Colloidal rod dynamics under large amplitude oscillatory extensional flow

TL;DR

This study combines experiments and simulations to analyze how rod-like colloidal particles, specifically cellulose nanocrystals, orient under oscillatory elongational flow, revealing nonlinear dynamics and the effects of flow parameters.

Contribution

It provides a detailed experimental and theoretical analysis of CNC orientation dynamics under oscillatory flow, including nonlinear responses and the influence of flow parameters.

Findings

Birefringence response is sinusoidal and linear at low Pe and De.

Response becomes nonlinear with increasing Pe, saturating at high strain rates.

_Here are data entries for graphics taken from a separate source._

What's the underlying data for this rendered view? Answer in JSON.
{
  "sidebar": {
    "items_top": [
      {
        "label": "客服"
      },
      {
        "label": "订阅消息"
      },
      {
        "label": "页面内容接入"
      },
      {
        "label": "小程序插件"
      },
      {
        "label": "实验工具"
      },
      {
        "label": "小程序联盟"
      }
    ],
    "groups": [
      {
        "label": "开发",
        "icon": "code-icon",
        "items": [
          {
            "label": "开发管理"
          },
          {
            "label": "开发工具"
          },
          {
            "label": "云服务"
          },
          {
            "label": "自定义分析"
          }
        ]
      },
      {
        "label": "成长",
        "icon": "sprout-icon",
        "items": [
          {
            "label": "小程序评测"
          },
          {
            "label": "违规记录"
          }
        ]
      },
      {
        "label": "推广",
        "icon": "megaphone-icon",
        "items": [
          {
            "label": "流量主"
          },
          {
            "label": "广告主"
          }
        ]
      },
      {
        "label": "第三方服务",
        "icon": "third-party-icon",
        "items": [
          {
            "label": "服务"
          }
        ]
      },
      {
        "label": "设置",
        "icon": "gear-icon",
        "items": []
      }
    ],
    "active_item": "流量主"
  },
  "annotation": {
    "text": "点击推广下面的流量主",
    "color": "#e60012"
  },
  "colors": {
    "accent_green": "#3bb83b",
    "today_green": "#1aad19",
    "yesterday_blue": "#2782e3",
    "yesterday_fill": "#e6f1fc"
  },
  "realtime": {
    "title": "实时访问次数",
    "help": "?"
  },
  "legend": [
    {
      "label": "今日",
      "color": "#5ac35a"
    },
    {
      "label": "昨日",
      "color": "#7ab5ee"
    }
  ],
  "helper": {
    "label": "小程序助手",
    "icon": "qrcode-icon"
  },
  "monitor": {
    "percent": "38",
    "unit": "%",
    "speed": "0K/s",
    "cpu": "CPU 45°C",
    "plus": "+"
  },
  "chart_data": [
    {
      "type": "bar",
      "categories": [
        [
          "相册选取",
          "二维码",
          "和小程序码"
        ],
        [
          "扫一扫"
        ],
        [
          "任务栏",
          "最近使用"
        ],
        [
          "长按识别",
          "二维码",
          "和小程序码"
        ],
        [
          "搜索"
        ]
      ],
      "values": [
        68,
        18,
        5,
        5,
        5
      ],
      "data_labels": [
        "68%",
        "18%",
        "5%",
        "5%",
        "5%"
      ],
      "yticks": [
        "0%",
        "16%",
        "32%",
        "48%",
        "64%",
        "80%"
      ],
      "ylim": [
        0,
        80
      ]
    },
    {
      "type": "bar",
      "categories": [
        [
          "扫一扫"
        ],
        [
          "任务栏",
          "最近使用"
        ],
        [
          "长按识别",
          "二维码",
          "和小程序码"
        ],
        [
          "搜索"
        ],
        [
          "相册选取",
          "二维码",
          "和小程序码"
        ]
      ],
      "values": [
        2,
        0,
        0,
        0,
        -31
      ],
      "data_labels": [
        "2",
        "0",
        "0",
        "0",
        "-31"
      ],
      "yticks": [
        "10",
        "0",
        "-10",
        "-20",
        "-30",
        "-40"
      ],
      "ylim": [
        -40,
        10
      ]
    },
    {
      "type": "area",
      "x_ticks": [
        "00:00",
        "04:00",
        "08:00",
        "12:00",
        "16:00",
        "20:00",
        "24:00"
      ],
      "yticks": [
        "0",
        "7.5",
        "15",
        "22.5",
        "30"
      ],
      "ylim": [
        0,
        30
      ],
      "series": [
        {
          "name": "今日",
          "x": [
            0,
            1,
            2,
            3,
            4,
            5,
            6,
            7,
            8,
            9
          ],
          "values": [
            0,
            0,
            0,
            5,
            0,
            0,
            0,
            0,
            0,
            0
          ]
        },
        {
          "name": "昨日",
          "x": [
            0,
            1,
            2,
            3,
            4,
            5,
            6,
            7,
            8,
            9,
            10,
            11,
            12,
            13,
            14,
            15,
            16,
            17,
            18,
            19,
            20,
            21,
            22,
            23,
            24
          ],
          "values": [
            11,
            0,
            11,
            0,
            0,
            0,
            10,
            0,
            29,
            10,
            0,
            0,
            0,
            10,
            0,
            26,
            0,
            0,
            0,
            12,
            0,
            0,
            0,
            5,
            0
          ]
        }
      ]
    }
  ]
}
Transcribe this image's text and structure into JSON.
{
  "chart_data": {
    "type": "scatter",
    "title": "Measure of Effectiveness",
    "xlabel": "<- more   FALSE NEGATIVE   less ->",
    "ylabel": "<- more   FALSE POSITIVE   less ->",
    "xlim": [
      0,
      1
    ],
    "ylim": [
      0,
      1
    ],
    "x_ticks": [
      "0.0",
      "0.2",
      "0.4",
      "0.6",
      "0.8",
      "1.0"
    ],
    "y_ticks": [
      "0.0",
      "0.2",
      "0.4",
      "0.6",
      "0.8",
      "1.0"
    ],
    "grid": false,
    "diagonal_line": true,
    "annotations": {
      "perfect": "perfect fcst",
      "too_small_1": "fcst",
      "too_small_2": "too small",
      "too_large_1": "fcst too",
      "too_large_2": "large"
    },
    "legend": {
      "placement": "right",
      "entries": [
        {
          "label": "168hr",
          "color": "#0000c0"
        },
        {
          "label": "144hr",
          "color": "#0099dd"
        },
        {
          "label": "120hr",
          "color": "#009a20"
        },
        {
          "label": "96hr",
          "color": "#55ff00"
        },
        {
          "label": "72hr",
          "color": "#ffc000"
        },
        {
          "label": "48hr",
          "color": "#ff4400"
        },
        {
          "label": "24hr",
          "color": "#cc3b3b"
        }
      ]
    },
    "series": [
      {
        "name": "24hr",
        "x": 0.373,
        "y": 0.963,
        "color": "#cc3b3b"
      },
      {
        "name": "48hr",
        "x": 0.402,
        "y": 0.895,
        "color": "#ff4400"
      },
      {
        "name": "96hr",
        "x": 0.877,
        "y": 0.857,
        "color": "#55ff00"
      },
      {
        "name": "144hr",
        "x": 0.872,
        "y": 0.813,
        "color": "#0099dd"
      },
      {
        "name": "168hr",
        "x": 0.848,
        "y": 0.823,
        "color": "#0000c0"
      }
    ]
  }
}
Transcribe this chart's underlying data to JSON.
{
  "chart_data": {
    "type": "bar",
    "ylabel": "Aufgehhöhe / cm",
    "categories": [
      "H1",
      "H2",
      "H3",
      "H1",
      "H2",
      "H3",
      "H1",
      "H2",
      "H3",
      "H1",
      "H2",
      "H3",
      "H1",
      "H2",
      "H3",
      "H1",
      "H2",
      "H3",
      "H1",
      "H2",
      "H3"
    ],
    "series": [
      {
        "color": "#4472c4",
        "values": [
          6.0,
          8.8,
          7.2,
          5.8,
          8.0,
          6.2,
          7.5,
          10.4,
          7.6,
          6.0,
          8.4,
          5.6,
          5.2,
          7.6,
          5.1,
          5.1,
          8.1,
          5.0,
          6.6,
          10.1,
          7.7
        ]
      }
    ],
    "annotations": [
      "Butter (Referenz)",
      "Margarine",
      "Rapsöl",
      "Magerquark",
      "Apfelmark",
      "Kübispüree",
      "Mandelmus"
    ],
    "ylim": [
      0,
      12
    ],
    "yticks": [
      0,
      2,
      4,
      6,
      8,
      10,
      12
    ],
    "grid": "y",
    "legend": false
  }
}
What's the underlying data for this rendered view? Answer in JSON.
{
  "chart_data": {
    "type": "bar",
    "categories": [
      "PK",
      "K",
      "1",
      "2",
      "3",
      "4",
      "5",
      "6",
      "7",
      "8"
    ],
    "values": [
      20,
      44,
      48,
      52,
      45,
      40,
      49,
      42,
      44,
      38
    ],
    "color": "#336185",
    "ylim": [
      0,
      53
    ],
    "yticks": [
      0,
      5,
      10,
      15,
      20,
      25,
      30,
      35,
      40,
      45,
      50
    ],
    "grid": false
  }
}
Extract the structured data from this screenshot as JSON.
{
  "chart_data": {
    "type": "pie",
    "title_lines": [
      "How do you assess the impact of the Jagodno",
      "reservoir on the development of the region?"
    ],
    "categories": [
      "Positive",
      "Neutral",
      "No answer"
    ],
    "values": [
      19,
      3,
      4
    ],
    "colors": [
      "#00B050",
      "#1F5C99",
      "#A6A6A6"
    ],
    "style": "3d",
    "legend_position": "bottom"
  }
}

Asymmetry and residual effects appear at higher De, indicating limited particle response.

Abstract

We perform a combined experimental and theoretical investigation of the orientational dynamics of rod-like colloidal particles in dilute suspension as they are subjected to a time-dependent homogeneous planar elongational flow. Our experimental approach involves the flow of dilute suspensions of cellulose nanocrystals (CNC) within a cross-slot-type stagnation point microfluidic device through which the extension rate is modulated sinusoidally over a wide range of P\'{e}clet number amplitudes ($Pe_0$) and Deborah numbers ($De$). The time-dependent orientation of the CNC is assessed via quantitative flow-induced birefringence measurements. For small $Pe_0 \lesssim 1$ and small $De \lesssim 0.03$, the birefringence response is sinusoidal and in phase with the strain rate, i.e., the response is linear. With increasing $Pe_0$, the response becomes non-sinusoidal (i.e., nonlinear) as the birefringence saturates due to the high degree of particle alignment at higher strain rates during the cycle. With increasing $De$, the CNC rods have insufficient time to respond to the rapidly changing strain rate, leading to asymmetry in the birefringence response around the minima and a residual effect as the strain rate passes through zero. These varied dynamical responses of the rod-like CNC are captured in a detailed series of Lissajous plots of the birefringence versus the strain rate. Experimental measurements are compared with simulations performed on both monodisperse and polydisperse systems, with rotational diffusion coefficients $D_r$ matched to the CNC. A semiquantitative agreement is found for simulations of a polydisperse system with $D_r$ heavily weighted to the longest rods in the measured CNC distribution. The results will be valuable for understanding, predicting, and optimizing the orientation of rod-like colloids during transient processing flows such as fiber spinning and film casting.